“La classe operaia va in paradiso” di Elio Petri: la disumanizzazione provocata dal progresso della catena di montaggio
A vedere come gira il mondo oggi, la Storia contemporanea deve dire grazie soprattutto a Karl Marx. Mai come adesso, infatti, l’intera nostra esistenza è incentrata su logiche di profitto, costruite su basi di “solido” materialismo che seguono soltanto il ciclo di una produzione industriale meccanica e serata, come già alla fine dell”800 teorizzava il fondatore del comunismo.

Se oggi questi schemi economici ci sembrano l’unica scelta possibile nel nostro mondo occidentale, il clima era ancora più incandescente negli anni ’70. Gli stessi in cui è ambientato “La classe operaia va in paradiso“, pellicola del 1972 e diretta da Elio Petri, che ricalca i tesi rapporti tra operai e fabbrica dell’epoca, le lotte sindacali, l’alienazione, la coscienza di classe propria di una categoria professionale che furono espressione di una società in sempre più rapido mutamento.
Il film racconta di Ludovico Massa, detto Lulù (interpretato da Gian Maria Volonté), un operaio metalmeccanico lombardo completamente asservito al suo lavoro.
Le sue giornate, infatti, sono solo una ripetizione sempre più frenetica dei gesti necessari a far funzionare la macchina su cui lavora, cosa che lo fa entrare nelle grazie della dirigenza e lui stesso deve, così, controllare i tempi dei colleghi.
Il tutto mentre fuori dai cancelli della fabbrica un presidio di studenti comunisti invita gli operai a ribellarsi ai padroni, mentre all’interno prende forma l’idea di uno sciopero per chiedere l’aumento degli stipendi.

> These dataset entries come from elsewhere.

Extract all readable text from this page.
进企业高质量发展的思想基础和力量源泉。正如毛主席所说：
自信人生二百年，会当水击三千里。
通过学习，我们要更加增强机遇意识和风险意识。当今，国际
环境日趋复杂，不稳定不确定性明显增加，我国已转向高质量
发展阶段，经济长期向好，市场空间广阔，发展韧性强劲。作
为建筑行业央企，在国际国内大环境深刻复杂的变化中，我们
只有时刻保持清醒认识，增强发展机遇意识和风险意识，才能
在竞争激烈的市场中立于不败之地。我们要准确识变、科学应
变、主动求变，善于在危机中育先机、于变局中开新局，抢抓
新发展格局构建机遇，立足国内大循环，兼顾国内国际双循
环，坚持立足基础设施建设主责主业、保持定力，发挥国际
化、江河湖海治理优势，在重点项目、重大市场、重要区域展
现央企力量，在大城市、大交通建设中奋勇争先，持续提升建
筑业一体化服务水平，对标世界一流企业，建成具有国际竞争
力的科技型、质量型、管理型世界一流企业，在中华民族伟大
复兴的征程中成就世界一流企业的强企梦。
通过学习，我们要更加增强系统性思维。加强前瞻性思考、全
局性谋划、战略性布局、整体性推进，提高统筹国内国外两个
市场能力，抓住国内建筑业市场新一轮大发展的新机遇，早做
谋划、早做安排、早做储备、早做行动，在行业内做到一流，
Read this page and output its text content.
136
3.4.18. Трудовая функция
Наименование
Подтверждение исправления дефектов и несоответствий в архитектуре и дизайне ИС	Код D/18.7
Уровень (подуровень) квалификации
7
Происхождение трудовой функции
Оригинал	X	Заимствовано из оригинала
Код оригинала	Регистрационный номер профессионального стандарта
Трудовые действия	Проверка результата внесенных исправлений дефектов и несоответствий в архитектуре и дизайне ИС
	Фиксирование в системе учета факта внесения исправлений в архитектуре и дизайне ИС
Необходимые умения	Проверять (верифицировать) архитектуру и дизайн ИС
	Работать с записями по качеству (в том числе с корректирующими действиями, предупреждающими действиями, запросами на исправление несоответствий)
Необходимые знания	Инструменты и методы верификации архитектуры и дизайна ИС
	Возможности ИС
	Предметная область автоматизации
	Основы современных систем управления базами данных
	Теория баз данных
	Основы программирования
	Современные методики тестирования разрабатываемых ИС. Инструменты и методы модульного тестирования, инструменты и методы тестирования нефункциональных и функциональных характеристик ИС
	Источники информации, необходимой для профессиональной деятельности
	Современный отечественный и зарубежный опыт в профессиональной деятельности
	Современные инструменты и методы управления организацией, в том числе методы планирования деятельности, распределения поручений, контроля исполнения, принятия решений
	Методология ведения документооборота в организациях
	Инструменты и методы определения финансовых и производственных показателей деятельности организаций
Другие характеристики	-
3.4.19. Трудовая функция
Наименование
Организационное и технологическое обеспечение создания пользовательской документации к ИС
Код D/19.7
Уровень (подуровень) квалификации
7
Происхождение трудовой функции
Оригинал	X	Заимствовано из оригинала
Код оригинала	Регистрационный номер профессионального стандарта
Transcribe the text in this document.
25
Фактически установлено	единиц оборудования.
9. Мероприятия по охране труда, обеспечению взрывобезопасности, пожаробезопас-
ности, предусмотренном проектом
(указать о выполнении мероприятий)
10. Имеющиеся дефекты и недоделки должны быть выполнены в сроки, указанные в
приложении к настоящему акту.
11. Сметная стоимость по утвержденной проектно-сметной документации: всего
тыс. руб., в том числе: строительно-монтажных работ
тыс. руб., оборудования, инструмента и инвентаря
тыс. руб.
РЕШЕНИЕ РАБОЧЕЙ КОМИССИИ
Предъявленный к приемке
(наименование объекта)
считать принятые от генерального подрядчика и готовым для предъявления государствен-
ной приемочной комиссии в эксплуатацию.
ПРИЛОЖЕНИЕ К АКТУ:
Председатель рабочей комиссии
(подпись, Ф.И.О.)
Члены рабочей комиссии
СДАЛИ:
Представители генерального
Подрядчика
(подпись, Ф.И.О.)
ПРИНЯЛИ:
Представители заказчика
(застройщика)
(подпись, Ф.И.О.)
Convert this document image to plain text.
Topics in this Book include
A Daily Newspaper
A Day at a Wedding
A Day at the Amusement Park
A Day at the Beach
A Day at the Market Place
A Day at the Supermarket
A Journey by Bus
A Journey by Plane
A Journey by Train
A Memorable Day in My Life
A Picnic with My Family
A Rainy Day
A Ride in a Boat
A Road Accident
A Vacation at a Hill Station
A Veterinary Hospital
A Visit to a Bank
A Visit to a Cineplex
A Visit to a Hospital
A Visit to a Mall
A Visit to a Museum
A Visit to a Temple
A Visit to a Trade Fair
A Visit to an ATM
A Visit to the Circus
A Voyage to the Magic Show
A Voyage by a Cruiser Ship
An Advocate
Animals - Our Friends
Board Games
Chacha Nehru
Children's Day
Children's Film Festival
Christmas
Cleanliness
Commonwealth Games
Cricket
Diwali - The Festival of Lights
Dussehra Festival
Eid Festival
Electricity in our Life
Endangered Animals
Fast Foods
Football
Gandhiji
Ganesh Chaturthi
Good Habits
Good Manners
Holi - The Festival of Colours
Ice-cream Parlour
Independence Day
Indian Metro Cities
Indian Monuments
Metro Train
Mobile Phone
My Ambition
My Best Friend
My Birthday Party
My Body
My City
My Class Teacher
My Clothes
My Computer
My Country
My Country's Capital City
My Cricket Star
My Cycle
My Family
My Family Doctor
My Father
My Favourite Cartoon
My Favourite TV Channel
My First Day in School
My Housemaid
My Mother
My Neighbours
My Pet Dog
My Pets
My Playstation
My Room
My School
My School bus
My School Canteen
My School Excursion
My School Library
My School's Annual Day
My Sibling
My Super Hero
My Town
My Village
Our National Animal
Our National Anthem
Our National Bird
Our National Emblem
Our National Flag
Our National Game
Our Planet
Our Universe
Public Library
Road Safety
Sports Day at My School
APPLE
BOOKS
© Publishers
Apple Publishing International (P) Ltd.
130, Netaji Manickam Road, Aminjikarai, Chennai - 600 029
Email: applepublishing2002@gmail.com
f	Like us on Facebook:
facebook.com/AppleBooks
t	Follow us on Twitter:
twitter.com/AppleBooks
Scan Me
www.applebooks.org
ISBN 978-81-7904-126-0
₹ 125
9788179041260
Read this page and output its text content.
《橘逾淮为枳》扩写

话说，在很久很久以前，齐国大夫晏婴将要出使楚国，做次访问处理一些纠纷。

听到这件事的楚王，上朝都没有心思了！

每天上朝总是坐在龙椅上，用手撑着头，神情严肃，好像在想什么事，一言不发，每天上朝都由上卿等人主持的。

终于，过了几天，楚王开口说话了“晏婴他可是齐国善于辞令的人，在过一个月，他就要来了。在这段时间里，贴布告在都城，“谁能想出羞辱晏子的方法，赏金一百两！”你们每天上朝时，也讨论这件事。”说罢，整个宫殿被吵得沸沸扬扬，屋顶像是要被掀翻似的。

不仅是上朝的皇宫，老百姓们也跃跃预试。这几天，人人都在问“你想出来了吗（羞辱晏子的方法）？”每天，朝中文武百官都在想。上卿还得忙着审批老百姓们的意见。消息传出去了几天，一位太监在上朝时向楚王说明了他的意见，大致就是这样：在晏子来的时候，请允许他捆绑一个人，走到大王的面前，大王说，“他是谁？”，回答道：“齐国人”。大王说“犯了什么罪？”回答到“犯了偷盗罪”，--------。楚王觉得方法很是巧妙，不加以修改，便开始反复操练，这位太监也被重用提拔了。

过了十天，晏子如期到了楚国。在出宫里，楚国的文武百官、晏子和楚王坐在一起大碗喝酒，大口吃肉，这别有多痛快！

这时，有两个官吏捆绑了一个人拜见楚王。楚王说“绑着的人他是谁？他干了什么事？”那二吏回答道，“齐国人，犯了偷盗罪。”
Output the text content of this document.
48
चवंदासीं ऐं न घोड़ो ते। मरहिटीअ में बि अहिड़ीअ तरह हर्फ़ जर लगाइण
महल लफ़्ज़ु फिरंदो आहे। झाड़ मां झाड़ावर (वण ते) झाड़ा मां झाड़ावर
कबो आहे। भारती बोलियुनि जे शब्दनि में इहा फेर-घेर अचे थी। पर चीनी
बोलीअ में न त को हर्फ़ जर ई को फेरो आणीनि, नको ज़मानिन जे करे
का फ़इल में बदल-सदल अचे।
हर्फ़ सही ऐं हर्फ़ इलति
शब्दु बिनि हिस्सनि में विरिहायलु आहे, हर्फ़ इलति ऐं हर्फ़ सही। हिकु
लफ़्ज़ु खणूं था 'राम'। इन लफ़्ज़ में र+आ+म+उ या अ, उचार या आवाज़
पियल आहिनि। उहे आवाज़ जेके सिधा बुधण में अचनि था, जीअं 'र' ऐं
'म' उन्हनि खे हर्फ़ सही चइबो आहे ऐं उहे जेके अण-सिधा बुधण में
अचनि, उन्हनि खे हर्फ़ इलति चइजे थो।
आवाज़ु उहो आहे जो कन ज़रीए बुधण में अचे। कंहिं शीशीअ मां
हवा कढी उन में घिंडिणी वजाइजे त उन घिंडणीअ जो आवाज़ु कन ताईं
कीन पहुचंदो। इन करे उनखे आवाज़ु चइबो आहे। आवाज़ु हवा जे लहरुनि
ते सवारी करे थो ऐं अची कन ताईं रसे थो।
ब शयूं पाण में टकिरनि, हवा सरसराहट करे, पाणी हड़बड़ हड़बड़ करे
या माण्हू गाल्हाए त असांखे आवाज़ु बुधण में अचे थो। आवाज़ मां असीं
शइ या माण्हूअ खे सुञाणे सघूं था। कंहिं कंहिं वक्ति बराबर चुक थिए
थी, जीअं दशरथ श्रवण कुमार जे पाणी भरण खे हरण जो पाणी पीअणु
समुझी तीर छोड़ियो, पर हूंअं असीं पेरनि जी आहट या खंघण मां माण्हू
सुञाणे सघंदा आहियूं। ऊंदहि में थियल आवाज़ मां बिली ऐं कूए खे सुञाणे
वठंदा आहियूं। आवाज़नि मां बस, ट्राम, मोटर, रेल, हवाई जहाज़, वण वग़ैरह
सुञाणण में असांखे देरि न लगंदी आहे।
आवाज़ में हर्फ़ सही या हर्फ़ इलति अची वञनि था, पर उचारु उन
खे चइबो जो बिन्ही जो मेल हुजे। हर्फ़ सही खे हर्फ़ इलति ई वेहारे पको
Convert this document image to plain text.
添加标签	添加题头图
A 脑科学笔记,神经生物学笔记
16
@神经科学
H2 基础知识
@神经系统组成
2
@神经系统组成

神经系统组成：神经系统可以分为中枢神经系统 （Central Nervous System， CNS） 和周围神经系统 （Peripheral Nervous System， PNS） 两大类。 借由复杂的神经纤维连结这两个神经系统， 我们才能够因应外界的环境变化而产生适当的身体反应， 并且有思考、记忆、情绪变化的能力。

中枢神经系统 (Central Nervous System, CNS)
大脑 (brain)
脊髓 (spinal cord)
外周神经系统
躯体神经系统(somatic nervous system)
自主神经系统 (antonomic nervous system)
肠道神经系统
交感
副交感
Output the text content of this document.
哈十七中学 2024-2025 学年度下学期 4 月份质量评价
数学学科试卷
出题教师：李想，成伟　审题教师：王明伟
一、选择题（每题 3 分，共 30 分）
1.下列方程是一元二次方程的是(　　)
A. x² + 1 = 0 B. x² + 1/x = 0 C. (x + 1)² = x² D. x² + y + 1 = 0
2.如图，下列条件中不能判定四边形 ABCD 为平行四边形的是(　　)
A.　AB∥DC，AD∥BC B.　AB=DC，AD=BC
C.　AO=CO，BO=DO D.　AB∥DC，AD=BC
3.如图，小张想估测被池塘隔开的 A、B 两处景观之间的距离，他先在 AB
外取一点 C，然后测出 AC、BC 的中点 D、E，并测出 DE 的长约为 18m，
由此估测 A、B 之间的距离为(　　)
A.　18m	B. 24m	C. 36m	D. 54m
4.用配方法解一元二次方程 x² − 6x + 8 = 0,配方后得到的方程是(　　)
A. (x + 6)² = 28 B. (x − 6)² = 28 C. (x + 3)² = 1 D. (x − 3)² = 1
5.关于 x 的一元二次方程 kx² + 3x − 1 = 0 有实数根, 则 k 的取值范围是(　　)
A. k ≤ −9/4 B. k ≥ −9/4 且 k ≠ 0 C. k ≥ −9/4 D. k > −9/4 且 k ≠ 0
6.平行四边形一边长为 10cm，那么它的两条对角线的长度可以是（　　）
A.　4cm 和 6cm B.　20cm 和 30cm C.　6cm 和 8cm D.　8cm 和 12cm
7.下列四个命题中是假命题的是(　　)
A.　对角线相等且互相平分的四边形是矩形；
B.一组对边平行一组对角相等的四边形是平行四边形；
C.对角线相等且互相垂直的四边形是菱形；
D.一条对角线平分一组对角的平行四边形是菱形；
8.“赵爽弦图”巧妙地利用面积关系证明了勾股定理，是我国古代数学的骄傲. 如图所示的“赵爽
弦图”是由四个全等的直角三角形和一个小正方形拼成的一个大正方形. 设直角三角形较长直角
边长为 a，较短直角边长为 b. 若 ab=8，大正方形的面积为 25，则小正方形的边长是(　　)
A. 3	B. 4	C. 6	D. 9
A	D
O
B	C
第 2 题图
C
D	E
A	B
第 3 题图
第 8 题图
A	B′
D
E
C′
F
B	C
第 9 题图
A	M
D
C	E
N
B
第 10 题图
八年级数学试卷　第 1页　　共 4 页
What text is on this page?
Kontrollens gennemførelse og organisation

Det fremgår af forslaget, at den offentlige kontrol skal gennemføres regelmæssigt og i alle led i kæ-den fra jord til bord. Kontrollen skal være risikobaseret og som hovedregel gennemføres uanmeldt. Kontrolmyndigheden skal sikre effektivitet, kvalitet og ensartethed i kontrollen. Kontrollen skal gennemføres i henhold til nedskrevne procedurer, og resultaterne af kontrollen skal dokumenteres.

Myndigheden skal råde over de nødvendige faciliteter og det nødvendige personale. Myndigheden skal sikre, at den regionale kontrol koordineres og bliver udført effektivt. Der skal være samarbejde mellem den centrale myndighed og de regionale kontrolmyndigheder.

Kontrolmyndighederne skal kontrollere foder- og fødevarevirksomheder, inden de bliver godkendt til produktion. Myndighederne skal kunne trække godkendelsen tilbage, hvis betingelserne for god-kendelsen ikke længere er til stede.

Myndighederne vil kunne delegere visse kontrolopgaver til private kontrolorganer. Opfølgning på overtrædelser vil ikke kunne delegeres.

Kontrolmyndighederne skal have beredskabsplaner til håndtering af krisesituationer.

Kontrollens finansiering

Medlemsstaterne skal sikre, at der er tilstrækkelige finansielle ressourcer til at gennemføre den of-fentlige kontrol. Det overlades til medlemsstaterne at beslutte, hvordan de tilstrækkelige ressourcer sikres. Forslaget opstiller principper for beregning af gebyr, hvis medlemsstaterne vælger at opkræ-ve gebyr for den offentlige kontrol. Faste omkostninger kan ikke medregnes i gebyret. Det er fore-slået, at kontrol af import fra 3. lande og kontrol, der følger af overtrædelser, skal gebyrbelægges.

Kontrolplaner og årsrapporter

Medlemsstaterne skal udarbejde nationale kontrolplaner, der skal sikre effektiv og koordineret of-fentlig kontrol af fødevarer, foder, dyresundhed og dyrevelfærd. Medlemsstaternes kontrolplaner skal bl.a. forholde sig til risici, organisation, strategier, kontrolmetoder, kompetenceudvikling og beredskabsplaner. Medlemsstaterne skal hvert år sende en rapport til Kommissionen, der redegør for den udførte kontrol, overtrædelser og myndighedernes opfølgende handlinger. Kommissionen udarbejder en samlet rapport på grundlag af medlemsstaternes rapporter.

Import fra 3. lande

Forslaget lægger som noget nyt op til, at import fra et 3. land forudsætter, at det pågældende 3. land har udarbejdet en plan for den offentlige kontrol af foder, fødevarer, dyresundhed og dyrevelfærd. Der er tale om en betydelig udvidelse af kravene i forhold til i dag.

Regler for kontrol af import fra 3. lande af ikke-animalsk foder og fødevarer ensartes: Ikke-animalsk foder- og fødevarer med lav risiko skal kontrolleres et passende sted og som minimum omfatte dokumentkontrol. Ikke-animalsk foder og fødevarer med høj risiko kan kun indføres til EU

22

Il vaso trabocca quando Lulù perde un dito sul lavoro, a causa della totale assenza di prevenzioni: durante un attimo di distrazione dei sorveglianti, gli operai si ribellano e proclamano lo sciopero.
Le azioni che ne seguono sono a dir poco inimmagibili oggi, in Europa: l’esercito arriva in massa e comincia a pestare gli operai, disperdendoli mentre alcuni tentano di rispondere, come lo stesso protagonista che, a causa di ciò, viene licenziato.

Da qui in poi si svilupperà in lui, sempre più, una coscienza politica, tormentata e per certi aspetti deviata verso gli estremismi dei giovani, che lo spingerà a rivendicare il proprio posto all’interno della fabbrica.
Sarà un percorso psicologicamente tortuoso, a ridosso della sottile divisione tra normalità e follia, mano a mano che Massa acquisterà una propria aderenza alla lotta sindacale. Per concludersi con un finale poco “paradisiaco” da un lato, ma altrettanto vitale dall’altro.
Petri ha legato il suo nome a uno dei titoli più esplicativi della condizione operaia in Italia negli anni ’70, un vero e proprio “inno” dall’unione sindacale e una critica alle frange estremiste, composte all’epoca da quei studenti sessantottini che si riempivano spesso la bocca con termini marxisti, senza però lavorare veramente.
Ne esce così un film acido nel proprio realismo, che mette a nudo la disumanizzazione provocata dal progresso della catena di montaggio: un fenomeno che oggigiorno non si può dire essere estinto.